(Bloomberg) -- Cigna Corp. rejected Anthem Inc.’s $47 billion takeover bid, saying it was inadequate and not in the best interests of shareholders.

Anthem on Saturday offered to buy the smaller health insurer in what would be the biggest takeover ever in a U.S. industry on the verge of a consolidation wave much like drugmakers have been experiencing. Insurers such as Anthem are searching for ways to cut costs and keep expanding profits amid a surge in enrollment from Obamacare.

Cigna said on Sunday its rival was “facing a number of major issues” including a lack of a growth strategy, its membership in the Blue Cross Blue Shield Association and related antitrust actions. Cigna also cited a data breach Anthem sustained in February.

Directors have “unanimously determined the proposal is inadequate and not in the best interests of Cigna’s shareholders,” Cigna Chief Executive Officer David Cordani and Chairman Isaiah Harris Jr. wrote in a letter to Anthem.

Kristin Binns, an Anthem spokeswoman, didn’t immediately respond to a telephone message and e-mail seeking comment on Sunday. The non-binding proposal is for $184 a share, about 31 percent of which would be paid in Anthem shares and the rest in cash. That’s a 29 percent premium to Cigna’s average closing price in the past 20 trading sessions. Anthem said Saturday that the total transaction value is $53.8 billion, including net debt.

53 Million

The merged entity would be about 24 percent owned by Cigna shareholders and would serve about 53 million members.

The industry has seen other deals in the works in recent weeks. Aetna Inc. made a takeover proposal to Humana in the past few days, the Wall Street Journal reported on Saturday, without saying where it got the information. Humana had a market value of $30.3 billion on Friday, compared with Aetna’s $43.3 billion.

Anthem said Saturday that combining with Bloomfield, Connecticut-based Cigna would boost adjusted earnings by more than 10 percent in the first year. Together, they’ll generate more than $115 billion in annual revenue.

A $53.8 billion enterprise value for Cigna would be about 14 times what the company earned before interest, taxes, depreciation and amortization in the past 12 months. That’s more than double Anthem’s own EBITA multiple.

“This combination is the absolute best strategy for both organizations to maximize the potential and lead the transformation of the health care industry,” Anthem Chief Executive Officer Joseph Swedish said in the statement.

Four Proposals

Anthem said it had held discussions with Cigna about a merger since August 2014 and has made four written proposals this month, starting with an offer of $174 a share on June 3. It made its latest bid public after the talks hit a snag over who will run the company and who will serve on the board.
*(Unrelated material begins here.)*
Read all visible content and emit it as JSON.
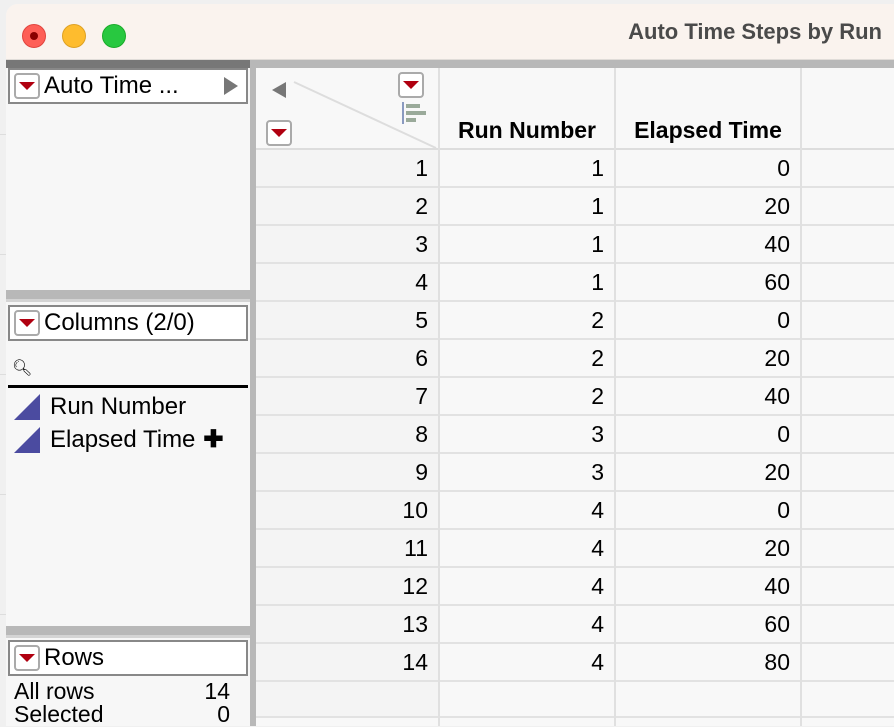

Anthem said it offered to name Cigna’s CEO, David Cordani, as president and chief operating officer of the combined entity, as well as co-chairman of the integration team. But Cigna insisted on Cordani remaining CEO, Anthem said.

On Sunday, Cigna said Anthem’s proposal that its CEO, Joseph Swedish, take on four roles including chairman and president, is “disconcerting and risky.”

Cigna’s management has a duty to put the interest of investors before their self-interests, said Erik Gordon, a professor at the University of Michigan business school, in an e-mail Sunday. “The CEO should not be negotiating to keep his job and the board should not be bargaining to keep their positions, pay and perks,” he said.

UBS AG is working as Anthem’s financial adviser, and White & Case LLP is its legal counsel.
The entire health-care industry has been on a takeover spree, from medical-device companies and drug makers to hospitals. A record $330 billion of mergers and acquisitions were announced in the industry last year, and 2015 is already on pace to top that level, data compiled by Bloomberg show.